En 2022, notre beau et grand pays éclairé, continue à produire des corridas.
Une corrida, dans sa forme moderne, est un combat entre un être humain et un taureau. L’être humain est armé bien entendu. On met ces 2 personnages dans une arène où un public vient voir un spectacle. L’objet de ce spectacle ? Regarder quelqu’un tuer un animal. Oui la corrida est un spectacle, c’est à dire une représentation soumise au regard. Est-ce qu’un spectacle a pour but de divertir ? Pas nécessairement, mais dans le cas d’une corrida, l’objectif est d’offrir un divertissement où un animal est tué. On regarde une corrida pour se faire plaisir.
Je l’affirme pourtant : il n’y a pas lieu de se faire plaisir à regarder une corrida. Il n’y a rien de beau ou de drôle dans la mise à mort d’un animal.
Le plaisir reçu par le public est donné par un être humain, le torero, le bourreau, celui qui tue, celui qui crée la violence. Cette violence est réelle et publique. Ce n’est pas une fiction où le spectateur prend plaisir à voir souffrir un personnage qui lui est antipathique. Non, la corrida est une réalité, et cette réalité crée du plaisir.
On essaiera pourtant de nous faire croire que ce n’est pas vrai, que les “olé” criés par les aficionados ne sont bien entendu aucunement une expression de plaisir, ni même les applaudissements ou les fleurs jetées au torero.
La corrida pose de nombreux problèmes. Elle dit beaucoup de notre société. Une société qui accepte le spectacle de la mise à mort d’un être vivant après avoir pris le temps de le blesser et de s’amuser de lui. Le plaisir pris par les différents acteurs de la corrida me rappelle cette étude de sciences humaines qui explique les mécanismes au sein du cerveau de jeunes adolescents qui prennent du plaisir à voir souffrir d’autres personnes. Pour faire simple, le spectacle de la violence provoquent chez eux l’activation des centres du plaisir. Bien sûr, je n’irai pas plus loin dans la comparaison, et n’accuse pas les aficionados d’être des potentiels criminels violents. En revanche, je les accuse d’aimer prendre du plaisir grâce à un spectacle de violence.

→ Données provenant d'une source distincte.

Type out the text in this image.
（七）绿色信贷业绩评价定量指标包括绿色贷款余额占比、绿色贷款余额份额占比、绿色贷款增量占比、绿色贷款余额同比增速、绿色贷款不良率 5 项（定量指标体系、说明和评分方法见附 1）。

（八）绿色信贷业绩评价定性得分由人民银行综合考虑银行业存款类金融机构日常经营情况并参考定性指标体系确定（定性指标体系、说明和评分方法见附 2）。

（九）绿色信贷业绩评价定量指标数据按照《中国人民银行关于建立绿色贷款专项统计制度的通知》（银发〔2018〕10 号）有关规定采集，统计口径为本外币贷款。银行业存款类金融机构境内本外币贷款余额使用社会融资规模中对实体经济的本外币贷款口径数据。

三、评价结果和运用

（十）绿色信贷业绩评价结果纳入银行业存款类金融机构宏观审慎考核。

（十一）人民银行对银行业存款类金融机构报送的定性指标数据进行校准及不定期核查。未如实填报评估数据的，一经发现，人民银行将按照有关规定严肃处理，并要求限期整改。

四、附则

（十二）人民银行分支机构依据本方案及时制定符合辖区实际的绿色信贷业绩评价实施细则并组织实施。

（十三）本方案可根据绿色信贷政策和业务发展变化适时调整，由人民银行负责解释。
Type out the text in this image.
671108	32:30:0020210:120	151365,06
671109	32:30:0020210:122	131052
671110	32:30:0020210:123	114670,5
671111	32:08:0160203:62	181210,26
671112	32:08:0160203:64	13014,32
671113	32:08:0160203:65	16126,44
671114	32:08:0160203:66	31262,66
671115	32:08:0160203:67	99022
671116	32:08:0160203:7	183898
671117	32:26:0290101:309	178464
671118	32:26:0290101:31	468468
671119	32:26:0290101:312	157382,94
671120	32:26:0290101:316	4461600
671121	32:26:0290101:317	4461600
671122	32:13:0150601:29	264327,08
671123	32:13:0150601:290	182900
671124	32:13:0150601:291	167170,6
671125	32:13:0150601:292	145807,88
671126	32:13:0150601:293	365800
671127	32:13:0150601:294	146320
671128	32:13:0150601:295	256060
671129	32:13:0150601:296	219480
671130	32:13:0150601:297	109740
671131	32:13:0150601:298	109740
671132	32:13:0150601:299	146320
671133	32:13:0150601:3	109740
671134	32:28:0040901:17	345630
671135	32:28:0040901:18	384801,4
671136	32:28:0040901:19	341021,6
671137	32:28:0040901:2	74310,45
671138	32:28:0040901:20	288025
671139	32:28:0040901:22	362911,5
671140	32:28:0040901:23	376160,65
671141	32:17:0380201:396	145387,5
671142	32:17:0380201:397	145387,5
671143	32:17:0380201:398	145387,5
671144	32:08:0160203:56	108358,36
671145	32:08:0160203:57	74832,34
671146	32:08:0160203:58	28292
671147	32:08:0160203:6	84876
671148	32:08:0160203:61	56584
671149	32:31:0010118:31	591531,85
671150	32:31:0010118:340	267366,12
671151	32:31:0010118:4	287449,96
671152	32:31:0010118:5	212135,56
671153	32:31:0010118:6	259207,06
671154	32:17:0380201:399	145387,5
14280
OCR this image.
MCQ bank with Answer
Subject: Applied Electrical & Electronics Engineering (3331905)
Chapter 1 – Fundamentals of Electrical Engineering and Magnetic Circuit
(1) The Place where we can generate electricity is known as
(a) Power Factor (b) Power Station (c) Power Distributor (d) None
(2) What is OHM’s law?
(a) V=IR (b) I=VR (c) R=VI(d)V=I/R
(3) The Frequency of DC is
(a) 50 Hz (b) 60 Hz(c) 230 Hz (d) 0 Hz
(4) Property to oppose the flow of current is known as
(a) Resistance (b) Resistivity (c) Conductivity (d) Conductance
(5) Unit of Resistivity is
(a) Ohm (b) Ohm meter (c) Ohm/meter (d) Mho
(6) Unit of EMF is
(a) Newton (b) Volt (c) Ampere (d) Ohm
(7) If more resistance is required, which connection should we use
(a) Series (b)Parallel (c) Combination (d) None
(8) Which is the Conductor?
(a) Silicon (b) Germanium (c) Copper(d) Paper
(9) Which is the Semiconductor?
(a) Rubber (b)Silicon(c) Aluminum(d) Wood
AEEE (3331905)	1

Et à mon sens, ce plaisir ressenti est malsain.
Au-delà de la question du plaisir, nous pouvons revenir sur quelques arguments donnés régulièrement par les défenseurs des corridas, arguments bancals et souvent fallacieux.
La corrida est une tradition en France, il faut faire perdurer les traditions.
Définissons d’abord ce qu’est une tradition. Une tradition, c’est l’acte de transmettre. Ce qui est formidable avec une tradition, c’est qu’elle peut être ancestrale, comme elle peut être contemporaine. Vous pouvez lancer une tradition dans votre famille dès demain. Ce qui définit une tradition, c’est donc de transmettre quelque chose à quelqu’un. Dans le cas de la corrida, il s’agit de transmettre toute la culture, les rites, le savoir, etc.
OK je peux l’entendre. La corrida dans sa forme moderne est arrivée en France au milieu du 19e siècle, cela peut donc être considéré comme une tradition. Mais est-ce que le fait que ce soit une tradition justifie qu’on continue à la transmettre ? Combien de traditions ont disparu ? Combien disparaissent encore ? Les exemples ne manquent pas ! Les mariages forcés ? Tradition ! Droit de cuissage ? Tradition ! Pas de sexe avant le mariage ? Tradition ! Massacrer des dauphins dans les Iles Féroé ? Tradition ! Je continue ?
Faire perdurer une tradition n’a de sens que si elle s’inscrit dans son époque et dans sa civilisation. Notre époque est celle d’un rapport à l’animal qui change. Oh, je vous vois venir avec vos arguments : l’élevage intensif est bien pire. Oui, mais ce n’est pas un argument pour les corridas. C’est un argument contre l’élevage intensif…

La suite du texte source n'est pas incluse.